The firm’s name has been resurrected seven years after it was merged with Haden Young to create Balfour Beatty Engineering Services.
The newly-formed M&E business will turnover around £300m with a direct workforce of 2,200.
It is being led by managing director Simon Lafferty, who ran the engineering construction operation from Glasgow and brings more than 30-years’ experience in the mechanical and electrical sectors.
His counterpart at engineering services Mark Hoyland is leaving the business after two years as part of the restructure. Balfour Beatty said as yet there were no plans for further staff cuts.

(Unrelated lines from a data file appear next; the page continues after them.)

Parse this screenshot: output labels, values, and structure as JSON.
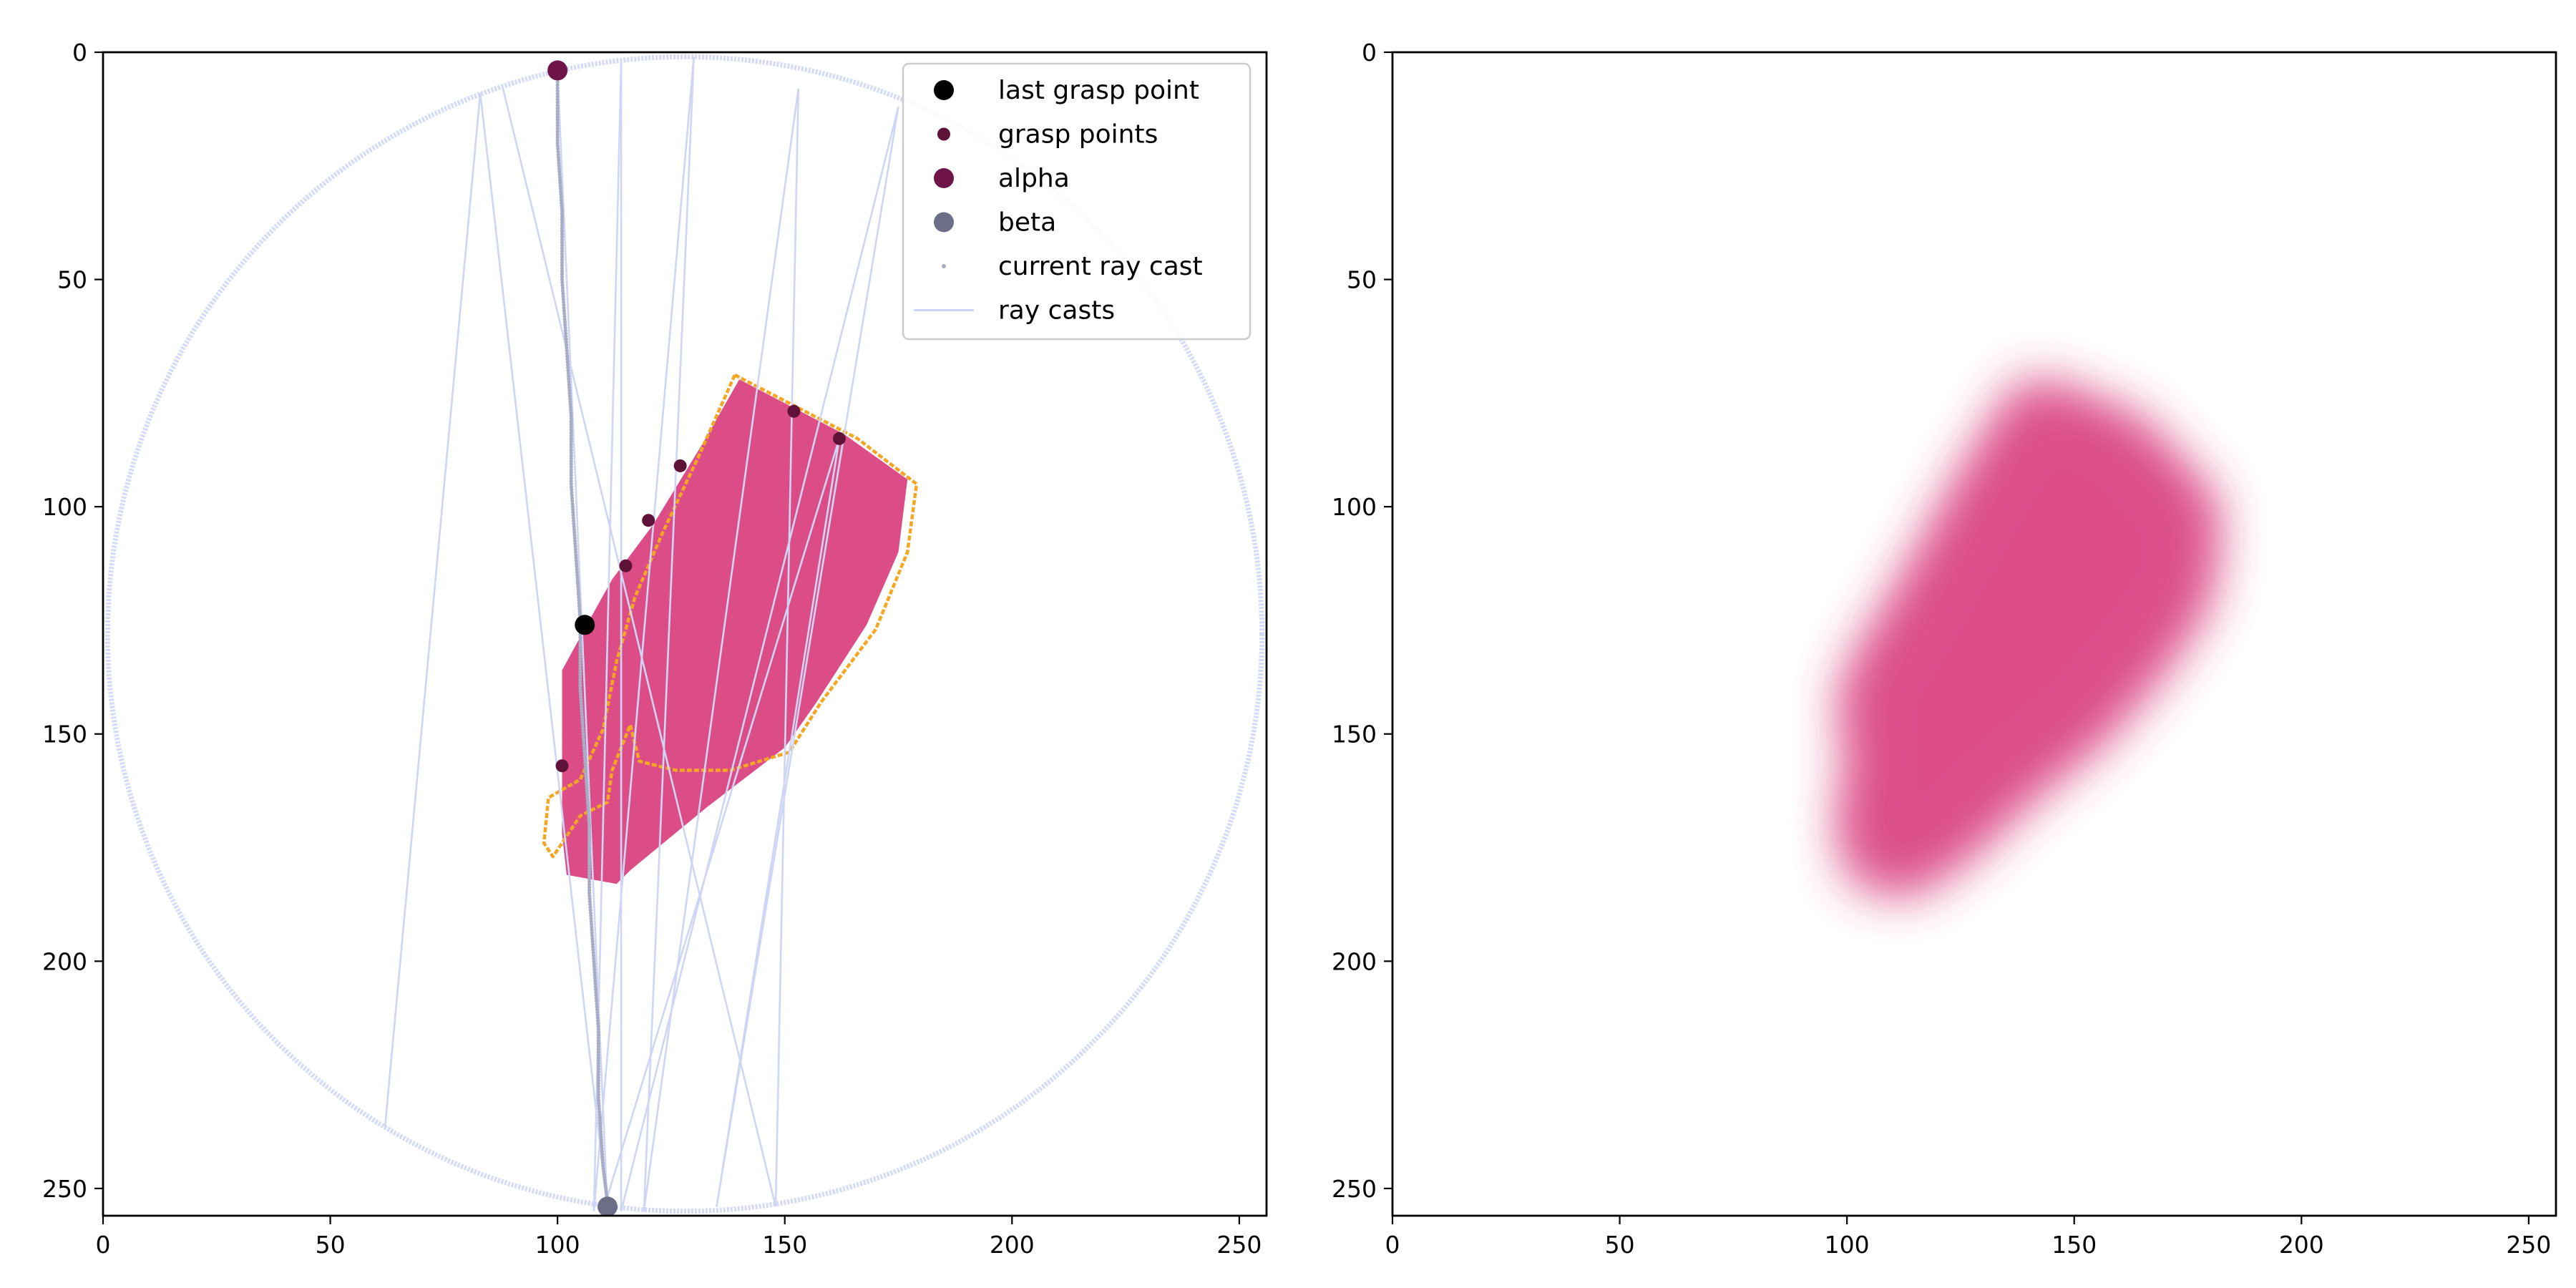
{
  "chart_data": [
    {
      "type": "scatter",
      "panel": "left",
      "title": "",
      "xlabel": "",
      "ylabel": "",
      "xlim": [
        0,
        256
      ],
      "ylim": [
        256,
        0
      ],
      "y_inverted": true,
      "xticks": [
        0,
        50,
        100,
        150,
        200,
        250
      ],
      "yticks": [
        0,
        50,
        100,
        150,
        200,
        250
      ],
      "grid": false,
      "legend_position": "top-right",
      "colors": {
        "shape_fill": "#dc4d88",
        "contour": "#f5a623",
        "circle": "#d4daf7",
        "ray": "#cfd6f5",
        "current_ray": "#a9acc5",
        "grasp": "#5e1238",
        "alpha": "#6e1448",
        "beta": "#6b6e86",
        "last": "#000000"
      },
      "legend": [
        "last grasp point",
        "grasp points",
        "alpha",
        "beta",
        "current ray cast",
        "ray casts"
      ],
      "shape_polygon": [
        [
          140,
          72
        ],
        [
          163,
          84
        ],
        [
          177,
          94
        ],
        [
          175,
          110
        ],
        [
          168,
          126
        ],
        [
          157,
          143
        ],
        [
          150,
          153
        ],
        [
          133,
          166
        ],
        [
          116,
          180
        ],
        [
          113,
          183
        ],
        [
          102,
          181
        ],
        [
          101,
          172
        ],
        [
          101,
          155
        ],
        [
          101,
          136
        ],
        [
          107,
          125
        ],
        [
          112,
          116
        ],
        [
          121,
          104
        ],
        [
          132,
          86
        ]
      ],
      "contour_polygon": [
        [
          139,
          71
        ],
        [
          166,
          85
        ],
        [
          179,
          95
        ],
        [
          177,
          110
        ],
        [
          170,
          127
        ],
        [
          158,
          143
        ],
        [
          151,
          154
        ],
        [
          138,
          158
        ],
        [
          126,
          158
        ],
        [
          118,
          156
        ],
        [
          116,
          148
        ],
        [
          112,
          158
        ],
        [
          111,
          165
        ],
        [
          105,
          168
        ],
        [
          99,
          177
        ],
        [
          97,
          174
        ],
        [
          98,
          164
        ],
        [
          105,
          160
        ],
        [
          110,
          149
        ],
        [
          113,
          134
        ],
        [
          117,
          120
        ],
        [
          123,
          106
        ],
        [
          131,
          89
        ]
      ],
      "circle": {
        "center": [
          128,
          128
        ],
        "radius": 127
      },
      "ray_casts": [
        [
          [
            100,
            4
          ],
          [
            111,
            255
          ]
        ],
        [
          [
            111,
            255
          ],
          [
            83,
            9
          ]
        ],
        [
          [
            83,
            9
          ],
          [
            62,
            237
          ]
        ],
        [
          [
            88,
            8
          ],
          [
            148,
            254
          ]
        ],
        [
          [
            148,
            254
          ],
          [
            153,
            8
          ]
        ],
        [
          [
            153,
            8
          ],
          [
            119,
            255
          ]
        ],
        [
          [
            119,
            255
          ],
          [
            130,
            1
          ]
        ],
        [
          [
            130,
            1
          ],
          [
            108,
            255
          ]
        ],
        [
          [
            108,
            255
          ],
          [
            114,
            2
          ]
        ],
        [
          [
            114,
            2
          ],
          [
            114,
            255
          ]
        ],
        [
          [
            114,
            255
          ],
          [
            175,
            12
          ]
        ],
        [
          [
            175,
            12
          ],
          [
            135,
            254
          ]
        ],
        [
          [
            135,
            254
          ],
          [
            162,
            85
          ]
        ],
        [
          [
            162,
            85
          ],
          [
            110,
            255
          ]
        ]
      ],
      "current_ray_cast": {
        "x": [
          100,
          100,
          101,
          101,
          102,
          103,
          103,
          104,
          105,
          105,
          106,
          107,
          107,
          108,
          109,
          109,
          110,
          111
        ],
        "y": [
          4,
          20,
          35,
          50,
          65,
          80,
          95,
          110,
          125,
          140,
          155,
          170,
          185,
          200,
          215,
          230,
          245,
          253
        ]
      },
      "grasp_points": {
        "x": [
          101,
          115,
          120,
          127,
          152,
          162
        ],
        "y": [
          157,
          113,
          103,
          91,
          79,
          85
        ]
      },
      "last_grasp_point": {
        "x": 106,
        "y": 126
      },
      "alpha": {
        "x": 100,
        "y": 4
      },
      "beta": {
        "x": 111,
        "y": 254
      }
    },
    {
      "type": "heatmap",
      "panel": "right",
      "title": "",
      "xlabel": "",
      "ylabel": "",
      "xlim": [
        0,
        256
      ],
      "ylim": [
        256,
        0
      ],
      "y_inverted": true,
      "xticks": [
        0,
        50,
        100,
        150,
        200,
        250
      ],
      "yticks": [
        0,
        50,
        100,
        150,
        200,
        250
      ],
      "grid": false,
      "colors": {
        "fill": "#dc4d88"
      },
      "blob_polygon": [
        [
          140,
          73
        ],
        [
          163,
          82
        ],
        [
          180,
          100
        ],
        [
          178,
          120
        ],
        [
          168,
          135
        ],
        [
          155,
          150
        ],
        [
          140,
          162
        ],
        [
          125,
          176
        ],
        [
          113,
          184
        ],
        [
          102,
          181
        ],
        [
          100,
          168
        ],
        [
          103,
          155
        ],
        [
          100,
          145
        ],
        [
          103,
          135
        ],
        [
          110,
          124
        ],
        [
          118,
          110
        ],
        [
          128,
          92
        ]
      ]
    }
  ]
}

Lafferty said: “Balfour Beatty Kilpatrick will be one of the largest organisations of its type in the UK, offering a range of services and capabilities unique in the mechanical and electrical market.
“This move will deliver real benefits for our customers as well as ensuring that we continue to attract and retain the best talent across our industry by offering exceptional and diverse opportunities to work across our sectors.”
Balfour Beatty Kilpatrick will target the nuclear, power, infrastructure, process and defence, transport, healthcare, education, residential and commercial sectors.
It will offer additional capabilities through its in-house modular manufacturing facility, Modular Systems +, and its industrial mechanical pipe fabrication facility, which manufactures and installs large, complex, low and high-pressure fabricated piping systems.
Balfour Kilpatrick starts with preferred bidder status for the Hinkley Point C Nuclear power station main electrical package.
Its present contract portfolio includes works on the Queen Elizabeth Class aircraft carriers project, Urenco’s Tails Management Facility project, Crossrail’s Woolwich and Whitechapel stations, the Gatwick Airport Framework and three major projects within the Nuclear Decommissioning Agency’s Sellafield site.
Lafferty will continue to report to Balfour Beatty’s UK Construction Services managing director, Dean Banks.